« L'Europe doit préparer ses citoyens à entrer dans le monde du travail », a déclaré Jürgen Thumann, le président de BusinessEurope, lors du Sommet européen des affaires (27 avril). Il a déploré le fait que plus de quatre millions de postes sont vacants au sein de l'UE du fait que les demandeurs d'emploi ne disposent pas des compétences adéquates pour les occuper.
Saluant le système de formation en alternance des Allemands, qui combine enseignements théorique et pratique, M. Thumann a ajouté que l'UE devrait allouer une partie du Fonds social européen aux États membres qui souhaitent établir un système similaire. Ce système existe déjà en Autriche, en Suisse et au Danemark.
« Un cinquième des jeunes n'ont aucune perspective d'avenir », a-t-il poursuivi avant d'expliquer que les compétences sont déconnectées des besoins du marché et que cet écart continue de se creuser. « Il faut agir de toute urgence », a-t-il affirmé.
Lors de ce sommet, le président de la Commission, José Manuel Barroso, a indiqué que l'exécutif européen était en train de préparer une communication pour fournir aux États membres des recommandations dans les domaines des compétences et de l'entrepreneuriat. Cette communication devrait souligner l'importance de la formation en alternance.
Barack Obama veut plus de formations professionnelles
Même outre-Atlantique, la formation professionnelle est devenue le leitmotiv du gouvernement américain en matière d'éducation, une indication claire que les économies fortes ont besoin d'une solide capacité de production.
« Nous ne pouvons accepter l'idée que la production n'existe plus », a déclaré l'ambassadeur américain William Kennard, suggérant ainsi que tous les emplois ne peuvent pas être délocalisés vers les économies émergentes. Selon lui, l'incohérence des compétences est responsable d'un tiers du chômage aux États-Unis.
De nombreux métiers requièrent des compétences qui se situent entre l'enseignement secondaire et l'université. C'est pour cette raison que l'administration Obama soutient les collèges communautaires à travers le pays. Ces institutions sont en mesure de combler l'écart en matière de compétences. M. Kennard a pris l'exemple de l'entreprise IBM.
L'année dernière, IBM a lancé, en partenariat avec la ville de New York, une nouvelle école visant à enseigner des compétences informatiques afin que les étudiants obtiennent gratuitement un diplôme d'associé (associate degree). En outre, un investisseur en capital-risque new-yorkais a contribué, avec un groupe de soutien professionnel, à la création d'un établissement secondaire visant à enseigner l'ingénierie informatique.
L'exemple allemand
Les entreprises de haute technologie n'ont de cesse de souligner la nécessité de rapprocher la capacité de production des pôles de recherche et développement. Ces deux domaines sont indissociables, selon les professionnels du secteur informatique.
C'est ce qui a fait la force de l'Allemagne. Le succès des entreprises allemandes est imputable à de nombreux facteurs, mais leur force sous-jacente pourrait être fondée sur la qualité et la fiabilité bien connues de leurs produits.
La qualité des produits allemands peut, à de nombreux égards, être attribuée au niveau de compétence des travailleurs allemands, selon les experts. Leur niveau de compétence élevé résulte directement des programmes d'apprentissage du pays, souvent appelé « système de formation en alternance », ont-il ajouté.
Les étudiants des écoles de formation professionnelle passent environ 60 jours par an à l'école, par blocs d'une ou deux semaines répartis sur l'année scolaire.
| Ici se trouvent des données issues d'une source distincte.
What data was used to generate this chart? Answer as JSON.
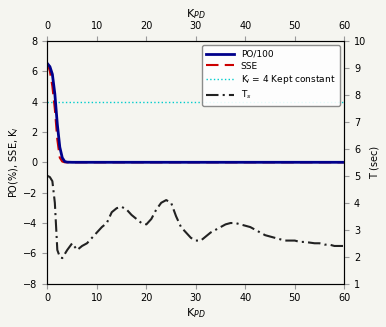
{
  "kpd_values": [
    0,
    0.5,
    1,
    1.5,
    2,
    2.5,
    3,
    3.5,
    4,
    5,
    6,
    7,
    8,
    9,
    10,
    11,
    12,
    13,
    14,
    15,
    16,
    17,
    18,
    19,
    20,
    21,
    22,
    23,
    24,
    25,
    26,
    27,
    28,
    29,
    30,
    31,
    32,
    33,
    34,
    35,
    36,
    37,
    38,
    39,
    40,
    41,
    42,
    43,
    44,
    45,
    46,
    47,
    48,
    49,
    50,
    51,
    52,
    53,
    54,
    55,
    56,
    57,
    58,
    59,
    60
  ],
  "po100": [
    6.5,
    6.3,
    5.8,
    4.5,
    2.5,
    1.0,
    0.3,
    0.05,
    0.01,
    0.0,
    0.0,
    0.0,
    0.0,
    0.0,
    0.0,
    0.0,
    0.0,
    0.0,
    0.0,
    0.0,
    0.0,
    0.0,
    0.0,
    0.0,
    0.0,
    0.0,
    0.0,
    0.0,
    0.0,
    0.0,
    0.0,
    0.0,
    0.0,
    0.0,
    0.0,
    0.0,
    0.0,
    0.0,
    0.0,
    0.0,
    0.0,
    0.0,
    0.0,
    0.0,
    0.0,
    0.0,
    0.0,
    0.0,
    0.0,
    0.0,
    0.0,
    0.0,
    0.0,
    0.0,
    0.0,
    0.0,
    0.0,
    0.0,
    0.0,
    0.0,
    0.0,
    0.0,
    0.0,
    0.0,
    0.0
  ],
  "sse": [
    6.5,
    6.0,
    5.0,
    3.5,
    1.5,
    0.3,
    0.05,
    0.0,
    0.0,
    0.0,
    0.0,
    0.0,
    0.0,
    0.0,
    0.0,
    0.0,
    0.0,
    0.0,
    0.0,
    0.0,
    0.0,
    0.0,
    0.0,
    0.0,
    0.0,
    0.0,
    0.0,
    0.0,
    0.0,
    0.0,
    0.0,
    0.0,
    0.0,
    0.0,
    0.0,
    0.0,
    0.0,
    0.0,
    0.0,
    0.0,
    0.0,
    0.0,
    0.0,
    0.0,
    0.0,
    0.0,
    0.0,
    0.0,
    0.0,
    0.0,
    0.0,
    0.0,
    0.0,
    0.0,
    0.0,
    0.0,
    0.0,
    0.0,
    0.0,
    0.0,
    0.0,
    0.0,
    0.0,
    0.0,
    0.0
  ],
  "ki_const": 4.0,
  "ts_right": [
    5.0,
    4.95,
    4.8,
    4.0,
    2.25,
    2.0,
    1.95,
    2.1,
    2.25,
    2.5,
    2.25,
    2.4,
    2.5,
    2.7,
    2.9,
    3.1,
    3.25,
    3.65,
    3.8,
    3.85,
    3.75,
    3.55,
    3.4,
    3.25,
    3.2,
    3.4,
    3.75,
    4.0,
    4.1,
    4.0,
    3.5,
    3.1,
    2.9,
    2.7,
    2.6,
    2.6,
    2.75,
    2.9,
    3.0,
    3.1,
    3.2,
    3.25,
    3.25,
    3.2,
    3.15,
    3.1,
    3.0,
    2.9,
    2.8,
    2.75,
    2.7,
    2.65,
    2.6,
    2.6,
    2.6,
    2.55,
    2.55,
    2.525,
    2.5,
    2.5,
    2.45,
    2.45,
    2.4,
    2.4,
    2.4
  ],
  "xlim": [
    0,
    60
  ],
  "ylim_left": [
    -8,
    8
  ],
  "ylim_right": [
    1,
    10
  ],
  "xlabel_bottom": "K$_{PD}$",
  "xlabel_top": "K$_{PD}$",
  "ylabel_left": "PO(%), SSE, K$_I$",
  "ylabel_right": "T (sec)",
  "legend_labels": [
    "PO/100",
    "SSE",
    "K$_I$ = 4 Kept constant",
    "T$_s$"
  ],
  "color_po": "#00008B",
  "color_sse": "#CC0000",
  "color_ki": "#00CCCC",
  "color_ts": "#222222",
  "bg_color": "#F5F5F0"
}
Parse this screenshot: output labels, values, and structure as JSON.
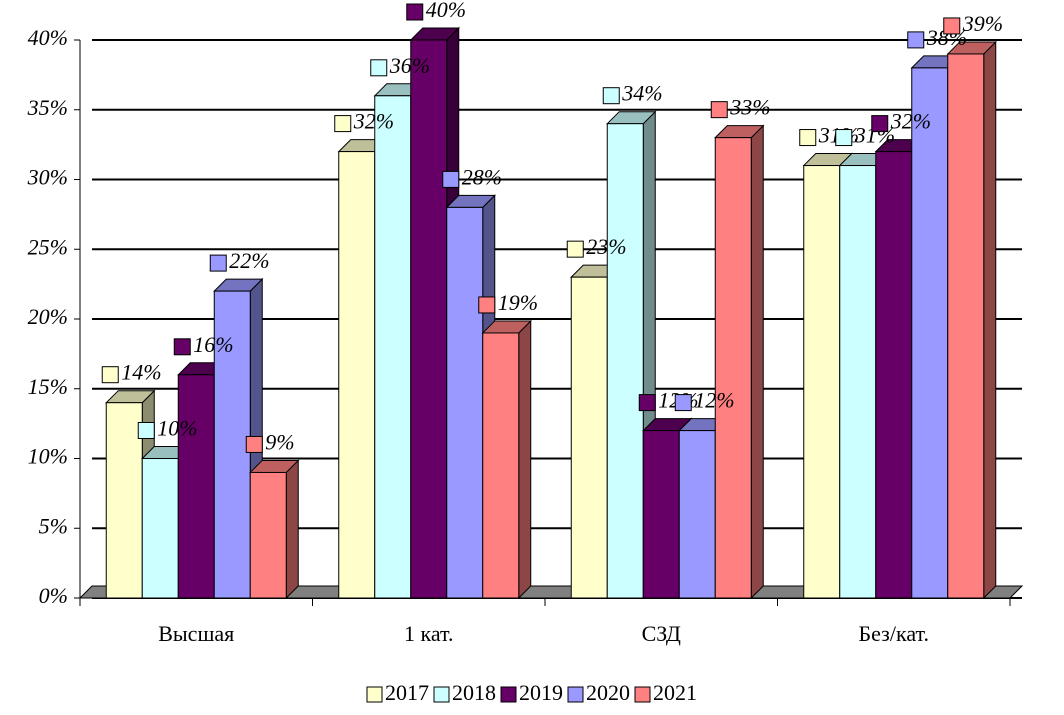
{
  "chart_data": {
    "type": "bar3d",
    "categories": [
      "Высшая",
      "1 кат.",
      "СЗД",
      "Без/кат."
    ],
    "series": [
      {
        "name": "2017",
        "color": "#ffffcc",
        "values": [
          14,
          32,
          23,
          31
        ],
        "value_labels": [
          "14%",
          "32%",
          "23%",
          "31%"
        ]
      },
      {
        "name": "2018",
        "color": "#ccffff",
        "values": [
          10,
          36,
          34,
          31
        ],
        "value_labels": [
          "10%",
          "36%",
          "34%",
          "31%"
        ]
      },
      {
        "name": "2019",
        "color": "#660066",
        "values": [
          16,
          40,
          12,
          32
        ],
        "value_labels": [
          "16%",
          "40%",
          "12%",
          "32%"
        ]
      },
      {
        "name": "2020",
        "color": "#9999ff",
        "values": [
          22,
          28,
          12,
          38
        ],
        "value_labels": [
          "22%",
          "28%",
          "12%",
          "38%"
        ]
      },
      {
        "name": "2021",
        "color": "#ff8080",
        "values": [
          9,
          19,
          33,
          39
        ],
        "value_labels": [
          "9%",
          "19%",
          "33%",
          "39%"
        ]
      }
    ],
    "ylim": [
      0,
      40
    ],
    "yticks": [
      {
        "value": 0,
        "label": "0%"
      },
      {
        "value": 5,
        "label": "5%"
      },
      {
        "value": 10,
        "label": "10%"
      },
      {
        "value": 15,
        "label": "15%"
      },
      {
        "value": 20,
        "label": "20%"
      },
      {
        "value": 25,
        "label": "25%"
      },
      {
        "value": 30,
        "label": "30%"
      },
      {
        "value": 35,
        "label": "35%"
      },
      {
        "value": 40,
        "label": "40%"
      }
    ],
    "grid": true,
    "legend": "bottom"
  }
}
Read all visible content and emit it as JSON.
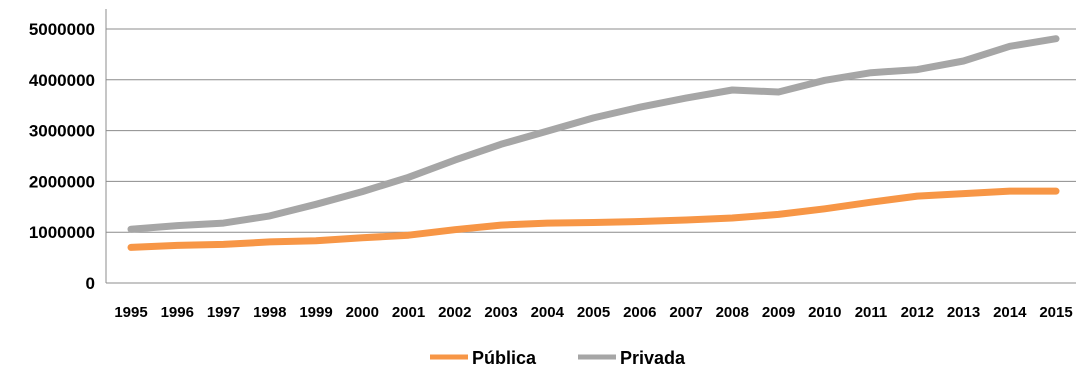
{
  "chart_data": {
    "type": "line",
    "title": "",
    "xlabel": "",
    "ylabel": "",
    "x": [
      "1995",
      "1996",
      "1997",
      "1998",
      "1999",
      "2000",
      "2001",
      "2002",
      "2003",
      "2004",
      "2005",
      "2006",
      "2007",
      "2008",
      "2009",
      "2010",
      "2011",
      "2012",
      "2013",
      "2014",
      "2015"
    ],
    "ylim": [
      0,
      5000000
    ],
    "yticks": [
      "0",
      "1000000",
      "2000000",
      "3000000",
      "4000000",
      "5000000"
    ],
    "grid": "horizontal",
    "legend_position": "bottom",
    "series": [
      {
        "name": "Pública",
        "color": "#F79646",
        "values": [
          700000,
          740000,
          760000,
          810000,
          830000,
          890000,
          940000,
          1050000,
          1140000,
          1180000,
          1190000,
          1210000,
          1240000,
          1280000,
          1350000,
          1460000,
          1590000,
          1710000,
          1760000,
          1810000,
          1810000
        ]
      },
      {
        "name": "Privada",
        "color": "#A6A6A6",
        "values": [
          1060000,
          1130000,
          1180000,
          1320000,
          1550000,
          1800000,
          2080000,
          2420000,
          2730000,
          2990000,
          3250000,
          3460000,
          3640000,
          3800000,
          3760000,
          3990000,
          4140000,
          4200000,
          4370000,
          4660000,
          4810000
        ]
      }
    ]
  }
}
Gerhard Braun, le directeur général de Braun GmbH, a fait remarquer que l'Allemagne a depuis longtemps recours au système de formation en alternance. C'est un système coûteux, mais qui permet aux entreprises de maintenir un bon niveau de compétences.
« C'est un très bon investissement pour les jeunes », a expliqué M. Braun, mais sa mise en oeuvre à l'échelle européenne doit être soigneusement étudiée.
La Commission partage cet avis et note qu'il est impossible d'harmoniser ce système. « Au vu des performances de l'Allemagne ou de l'Autriche, il est impossible de créer ce type de système en quelques années. Il faut non seulement que les entreprises soient prêtes à assumer les coûts de ce système, mais aussi qu'il soit accepté par la société, d'un point de vue culturel », a expliqué Jan Truszczyński, le directeur général de la DG Éducation et culture de la Commission.
Dans de nombreux pays, la formation professionnelle est encore perçue négativement. Ce n'est pas le cas en Suisse. Valentin Vogt, le président de l'Union patronale suisse, a souligné que ce système permettait aux jeunes de trouver plus rapidement un emploi et de développer leur estime de soi et leur motivation. Les décideurs politiques devraient toutefois garantir que les étudiants qui suivent ces cursus puissent accéder à l'université s'ils le veulent à l'avenir, affirment les experts.